Many biochemical reactions that occur in cells require relatively high concentrations of potassium ion \(\left(\mathrm{K}^{+}\right)\). The concentration of \(\mathrm{K}^{+}\) in muscle cells is about \(0.15 M\). The concentration of \(\mathrm{K}^{+}\) in blood plasma is about \(0.0050 M .\) The high internal concentration in cells is maintained by pumping \(\mathrm{K}^{+}\) from the plasma. How much work must be done to transport \(1.0 \mathrm{~mol} \mathrm{~K}^{+}\) from the blood to the inside of a muscle cell at \(37^{\circ} \mathrm{C}\), normal body temperature? When \(1.0 \mathrm{~mol} \mathrm{~K}^{+}\) is transferred from blood to the cells, do any other ions have to be transported? Why or why not?

Short Answer

Expert verified
The work required to transport 1.0 mol of K+ ions from the blood to the inside of a muscle cell at 37°C is approximately 2.99 x 10^4 J/mol. The transportation of other ions is necessary during this process to maintain charge neutrality.

Step by step solution

01

Understand Gibbs free energy formula

The work done in transporting ions across a membrane can be calculated using the Gibbs free energy formula: \(\Delta G = \Delta G^0 + RT \ln\frac{Q}{K}\) where: - \(\Delta G\) is the Gibbs free energy change - \(\Delta G^0\) is the standard Gibbs free energy change (0 for this process) - R is the gas constant (8.314 J/mol K) - T is the temperature in Kelvin (in this case, 37°C = 310 K) - Q is the reaction quotient (calculated by dividing the concentration of K+ in muscle cells by the concentration in blood plasma) - K is the equilibrium constant (1 for this process since the concentrations remain constant)
02

Calculate the reaction quotient (Q)

We are given that the concentration of K+ in muscle cells is 0.15 M, and the concentration in blood plasma is 0.0050 M. We can calculate the reaction quotient Q as follows: \(Q = \frac{\text{concentration in muscle cells}}{\text{concentration in blood}} = \frac{0.15 M}{0.0050 M} = 30\)
03

Calculate the Gibbs free energy change (\(\Delta G\))
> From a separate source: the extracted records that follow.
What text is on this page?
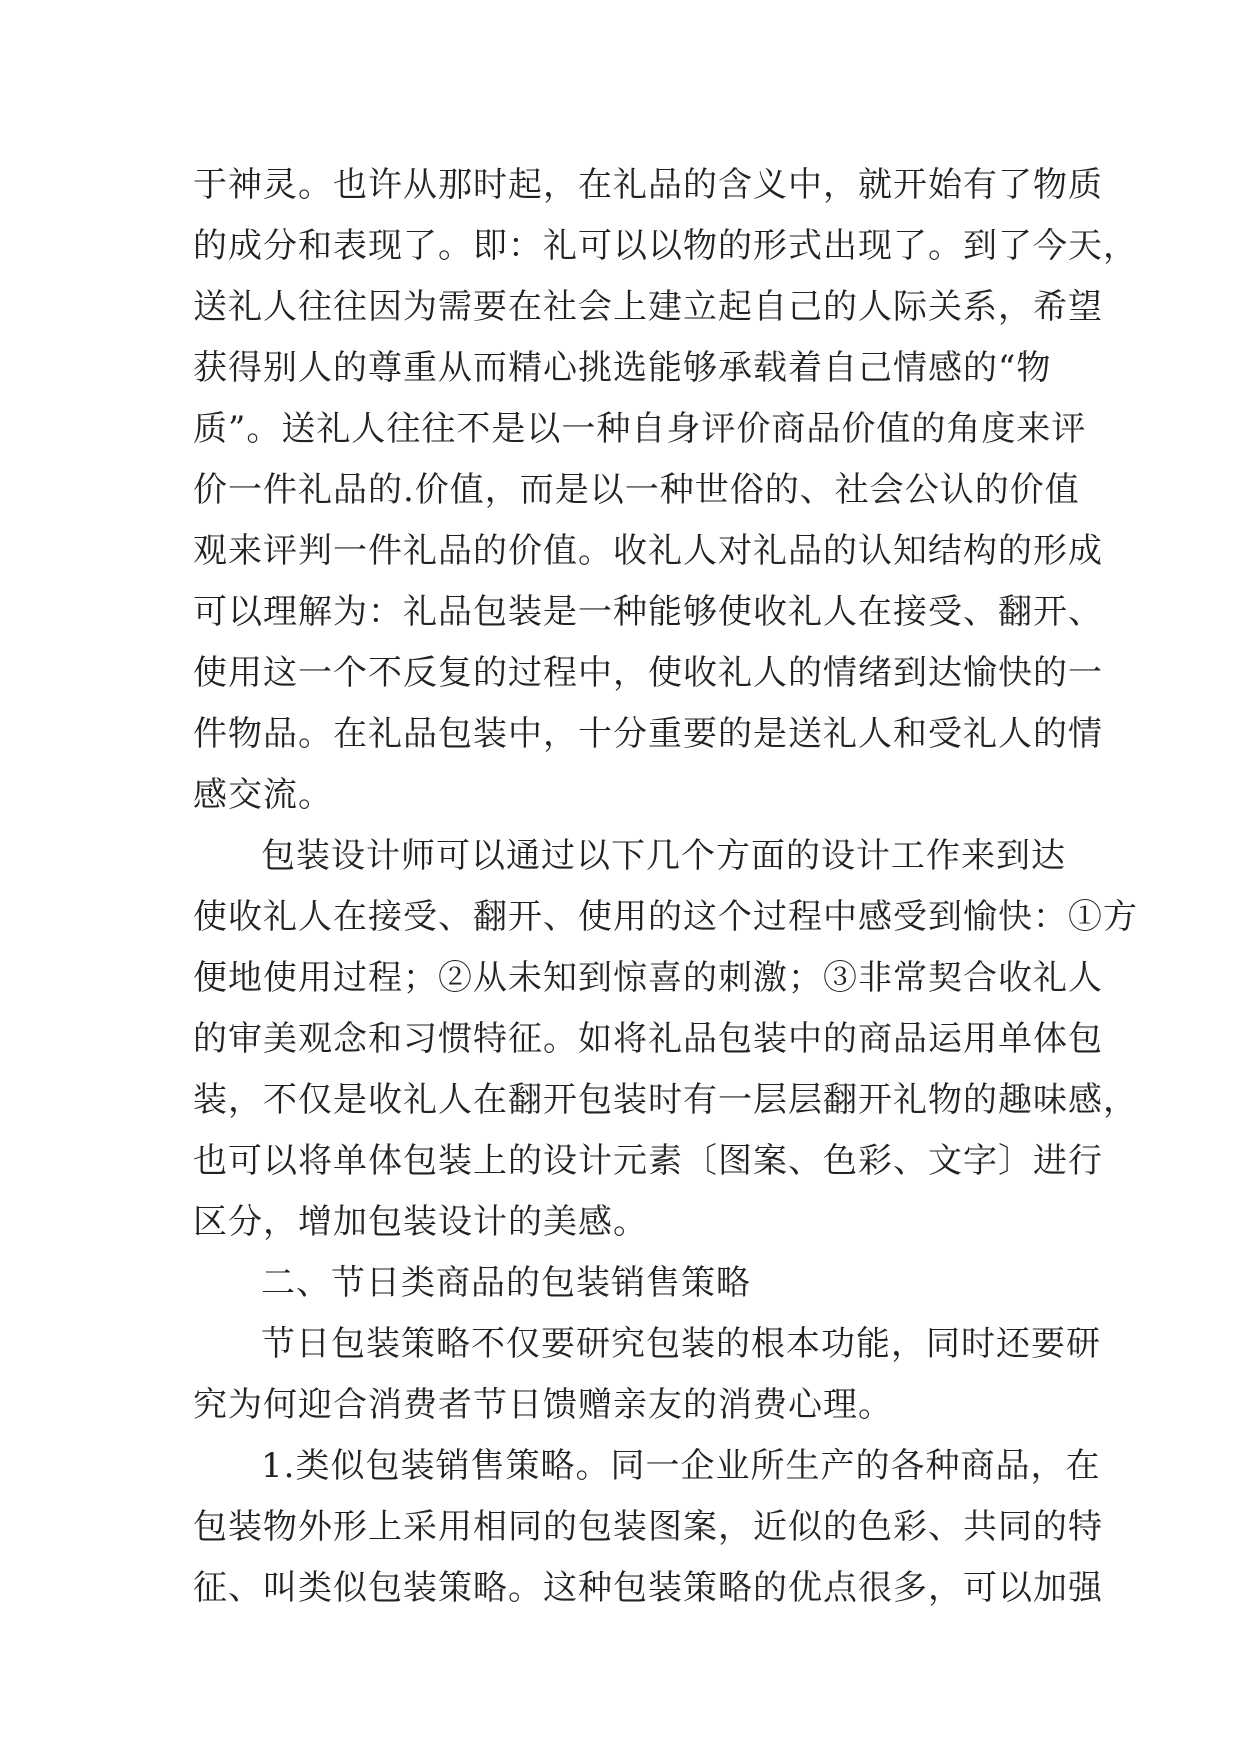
于神灵。也许从那时起，在礼品的含义中，就开始有了物质
的成分和表现了。即：礼可以以物的形式出现了。到了今天，
送礼人往往因为需要在社会上建立起自己的人际关系，希望
获得别人的尊重从而精心挑选能够承载着自己情感的“物
质”。送礼人往往不是以一种自身评价商品价值的角度来评
价一件礼品的.价值，而是以一种世俗的、社会公认的价值
观来评判一件礼品的价值。收礼人对礼品的认知结构的形成
可以理解为：礼品包装是一种能够使收礼人在接受、翻开、
使用这一个不反复的过程中，使收礼人的情绪到达愉快的一
件物品。在礼品包装中，十分重要的是送礼人和受礼人的情
感交流。
包装设计师可以通过以下几个方面的设计工作来到达
使收礼人在接受、翻开、使用的这个过程中感受到愉快：①方
便地使用过程；②从未知到惊喜的刺激；③非常契合收礼人
的审美观念和习惯特征。如将礼品包装中的商品运用单体包
装，不仅是收礼人在翻开包装时有一层层翻开礼物的趣味感，
也可以将单体包装上的设计元素〔图案、色彩、文字〕进行
区分，增加包装设计的美感。
二、节日类商品的包装销售策略
节日包装策略不仅要研究包装的根本功能，同时还要研
究为何迎合消费者节日馈赠亲友的消费心理。
1.类似包装销售策略。同一企业所生产的各种商品，在
包装物外形上采用相同的包装图案，近似的色彩、共同的特
征、叫类似包装策略。这种包装策略的优点很多，可以加强
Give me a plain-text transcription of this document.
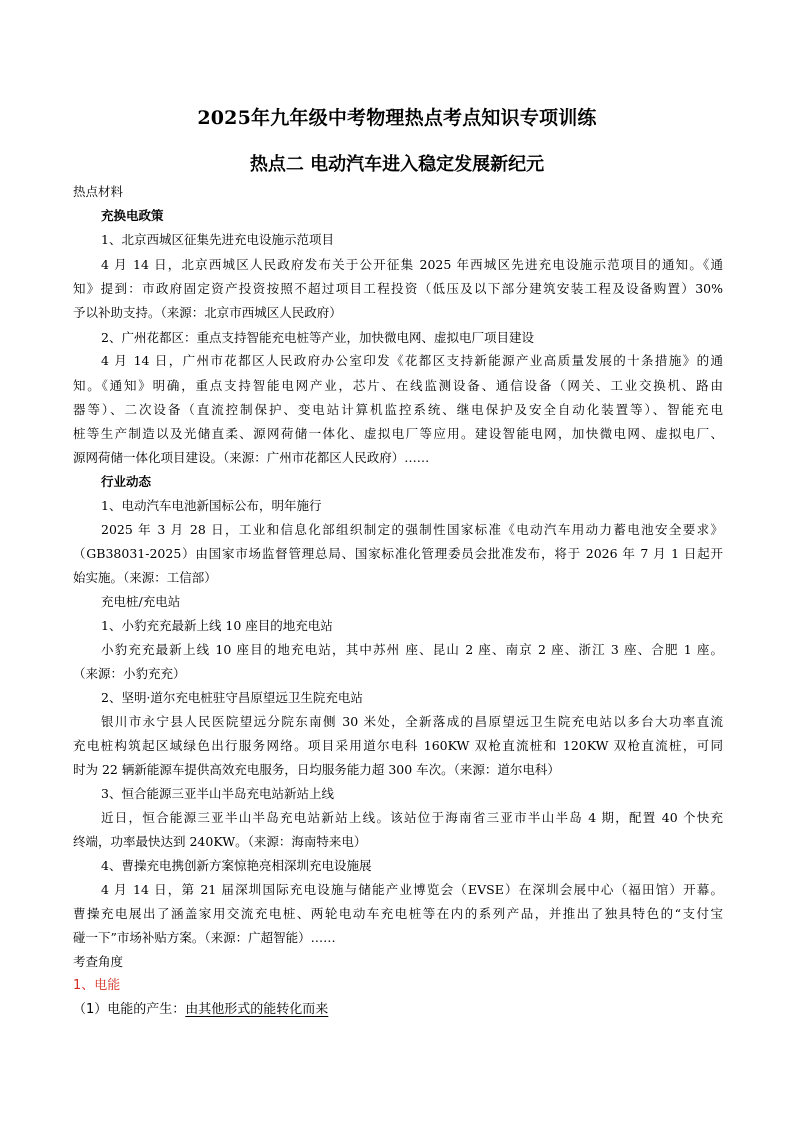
2025年九年级中考物理热点考点知识专项训练
热点二 电动汽车进入稳定发展新纪元
热点材料
充换电政策
1、北京西城区征集先进充电设施示范项目
4 月 14 日，北京西城区人民政府发布关于公开征集 2025 年西城区先进充电设施示范项目的通知。《通
知》提到：市政府固定资产投资按照不超过项目工程投资（低压及以下部分建筑安装工程及设备购置）30%
予以补助支持。（来源：北京市西城区人民政府）
2、广州花都区：重点支持智能充电桩等产业，加快微电网、虚拟电厂项目建设
4 月 14 日，广州市花都区人民政府办公室印发《花都区支持新能源产业高质量发展的十条措施》的通
知。《通知》明确，重点支持智能电网产业，芯片、在线监测设备、通信设备（网关、工业交换机、路由
器等）、二次设备（直流控制保护、变电站计算机监控系统、继电保护及安全自动化装置等）、智能充电
桩等生产制造以及光储直柔、源网荷储一体化、虚拟电厂等应用。建设智能电网，加快微电网、虚拟电厂、
源网荷储一体化项目建设。（来源：广州市花都区人民政府）……
行业动态
1、电动汽车电池新国标公布，明年施行
2025 年 3 月 28 日，工业和信息化部组织制定的强制性国家标准《电动汽车用动力蓄电池安全要求》
（GB38031-2025）由国家市场监督管理总局、国家标准化管理委员会批准发布，将于 2026 年 7 月 1 日起开
始实施。（来源：工信部）
充电桩/充电站
1、小豹充充最新上线 10 座目的地充电站
小豹充充最新上线 10 座目的地充电站，其中苏州 座、昆山 2 座、南京 2 座、浙江 3 座、合肥 1 座。
（来源：小豹充充）
2、坚明·道尔充电桩驻守昌原望远卫生院充电站
银川市永宁县人民医院望远分院东南侧 30 米处，全新落成的昌原望远卫生院充电站以多台大功率直流
充电桩构筑起区域绿色出行服务网络。项目采用道尔电科 160KW 双枪直流桩和 120KW 双枪直流桩，可同
时为 22 辆新能源车提供高效充电服务，日均服务能力超 300 车次。（来源：道尔电科）
3、恒合能源三亚半山半岛充电站新站上线
近日，恒合能源三亚半山半岛充电站新站上线。该站位于海南省三亚市半山半岛 4 期，配置 40 个快充
终端，功率最快达到 240KW。（来源：海南特来电）
4、曹操充电携创新方案惊艳亮相深圳充电设施展
4 月 14 日，第 21 届深圳国际充电设施与储能产业博览会（EVSE）在深圳会展中心（福田馆）开幕。
曹操充电展出了涵盖家用交流充电桩、两轮电动车充电桩等在内的系列产品，并推出了独具特色的“支付宝
碰一下”市场补贴方案。（来源：广超智能）……
考查角度
1、电能
（1）电能的产生：由其他形式的能转化而来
Using the given formula, we can now find the Gibbs free energy change: \(\Delta G = \Delta G^0 + RT \ln\frac{Q}{K} = 0 + (8.314 J/mol \cdot K)(310 K) \ln(30)\) Solve for \(\Delta G\): \(\Delta G = 8.314 \times 310 \times \ln(30) \approx 2.99 \times 10^4 J/mol\)
04

Determine the necessity of transporting other ions

The transportation of K+ from blood to cells results in a change in the overall charge balance across the cell membrane. As K+ ions are moved into the cell, more positive charges are transferred inside the cell. In order to maintain charge neutrality, an equivalent amount of anionic charge (negative ions) must be moved across the membrane or an equivalent amount of cationic charge (positive ions) must be moved out of the cell to maintain the overall charge balance. Therefore, the transportation of other ions is necessary to maintain charge neutrality during this process. #Result# The work required to transport 1.0 mol K+ from the blood to the inside of a muscle cell at 37°C is approximately 2.99 x 10^4 J/mol. Yes, the transportation of other ions is necessary to maintain charge neutrality during this process.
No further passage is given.